Since ODBC has no concept of a login context, there is no way to pass the delegated login handle down through the ODBC API to the underlying DCE-enabled database client. So, these applications do the next best thing and call sec_login_get_current_context() which gets them the default login context. However, the default login context (set via a call to sec_login_set_context()) sets the process-wide default login context. This presents a problem with delegation because the middle tier is actually a multi-threaded server acting on behalf of many clients. To use sec_login_set_context(), you would need to mutex-protect the default login context and all client requests would effectively be single-threaded through the second tier.

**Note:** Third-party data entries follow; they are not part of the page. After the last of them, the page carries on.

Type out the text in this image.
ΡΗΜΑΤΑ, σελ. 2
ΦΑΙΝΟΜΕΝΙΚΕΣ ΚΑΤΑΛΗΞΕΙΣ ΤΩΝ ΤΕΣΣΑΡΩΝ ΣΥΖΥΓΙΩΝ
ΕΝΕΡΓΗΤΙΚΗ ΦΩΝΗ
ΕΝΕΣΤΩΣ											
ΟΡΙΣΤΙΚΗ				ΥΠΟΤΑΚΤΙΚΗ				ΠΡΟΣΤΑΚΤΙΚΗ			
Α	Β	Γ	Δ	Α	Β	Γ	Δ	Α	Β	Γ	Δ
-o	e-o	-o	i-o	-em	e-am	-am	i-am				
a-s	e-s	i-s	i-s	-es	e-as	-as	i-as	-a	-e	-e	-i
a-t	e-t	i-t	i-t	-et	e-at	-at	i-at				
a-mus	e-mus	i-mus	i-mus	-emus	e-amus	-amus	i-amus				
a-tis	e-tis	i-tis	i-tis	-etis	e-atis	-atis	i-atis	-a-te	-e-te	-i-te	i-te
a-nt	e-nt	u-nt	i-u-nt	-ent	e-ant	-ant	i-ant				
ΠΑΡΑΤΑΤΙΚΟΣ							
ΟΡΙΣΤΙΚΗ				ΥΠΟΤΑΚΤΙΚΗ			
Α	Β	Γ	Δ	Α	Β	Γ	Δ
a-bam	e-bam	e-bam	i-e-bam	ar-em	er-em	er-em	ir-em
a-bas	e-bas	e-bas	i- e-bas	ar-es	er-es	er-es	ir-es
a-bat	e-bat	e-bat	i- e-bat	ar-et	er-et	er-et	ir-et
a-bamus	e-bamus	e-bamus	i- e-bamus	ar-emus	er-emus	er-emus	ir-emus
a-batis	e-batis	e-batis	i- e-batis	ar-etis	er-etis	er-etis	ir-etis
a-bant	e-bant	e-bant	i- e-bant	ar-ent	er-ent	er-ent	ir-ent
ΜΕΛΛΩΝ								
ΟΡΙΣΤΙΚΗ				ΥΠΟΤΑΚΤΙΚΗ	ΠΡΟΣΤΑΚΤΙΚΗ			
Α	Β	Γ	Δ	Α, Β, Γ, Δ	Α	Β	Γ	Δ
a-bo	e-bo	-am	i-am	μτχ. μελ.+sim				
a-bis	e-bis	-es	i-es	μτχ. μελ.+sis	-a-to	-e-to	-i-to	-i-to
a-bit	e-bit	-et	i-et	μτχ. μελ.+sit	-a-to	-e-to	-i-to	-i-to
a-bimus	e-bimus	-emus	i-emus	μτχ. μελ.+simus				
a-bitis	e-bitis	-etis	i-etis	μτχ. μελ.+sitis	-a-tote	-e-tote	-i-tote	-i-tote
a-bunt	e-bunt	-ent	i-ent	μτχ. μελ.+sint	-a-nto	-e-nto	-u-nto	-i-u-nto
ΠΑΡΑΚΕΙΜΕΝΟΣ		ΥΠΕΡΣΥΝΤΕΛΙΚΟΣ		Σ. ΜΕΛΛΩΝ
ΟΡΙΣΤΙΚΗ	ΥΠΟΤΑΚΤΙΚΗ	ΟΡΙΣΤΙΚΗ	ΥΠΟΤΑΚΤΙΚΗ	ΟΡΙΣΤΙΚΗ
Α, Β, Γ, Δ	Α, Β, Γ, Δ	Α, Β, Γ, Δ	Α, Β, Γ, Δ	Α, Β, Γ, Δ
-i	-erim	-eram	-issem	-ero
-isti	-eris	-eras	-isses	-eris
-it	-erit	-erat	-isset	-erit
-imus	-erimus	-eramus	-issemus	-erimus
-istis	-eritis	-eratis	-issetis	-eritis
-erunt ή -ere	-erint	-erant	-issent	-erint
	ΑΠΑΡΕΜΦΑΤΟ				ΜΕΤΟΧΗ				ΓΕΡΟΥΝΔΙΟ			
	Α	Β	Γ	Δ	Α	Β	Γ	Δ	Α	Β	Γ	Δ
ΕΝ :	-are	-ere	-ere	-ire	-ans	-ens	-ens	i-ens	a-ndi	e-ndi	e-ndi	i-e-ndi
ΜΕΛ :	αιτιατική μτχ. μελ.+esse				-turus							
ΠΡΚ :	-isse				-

PC-DCE gets around this problem by adding the equivalent of sec_login_set_context() which operates on a per-thread basis. For example, this allows a given executor thread to set a default login context for itself and then issue calls to the ODBC layer. When the ODBC layer calls sec_login_get_current_context(), PC-DCE detects the fact that this thread has a per-thread default context and will return it. Otherwise, it will fall back to the per-process default context and return that accordingly. This allows the multi-thread use of delegation for APIs that don't accept DCE login contexts. This is critical in the WebCrusader environment where the Web server is considered the second tier and uses delegated login credentials to access downstream services from Web applications.

Once you get a login context, you can retrieve the user's name using DCE API calls. Although the DCEMap ActiveX object does not export a method to do this, you can use sec_login_get_initiator() to grab the initiators EPAC and extract the user's UUID. You can then call sec_id_gen_name() to map it to the user's name.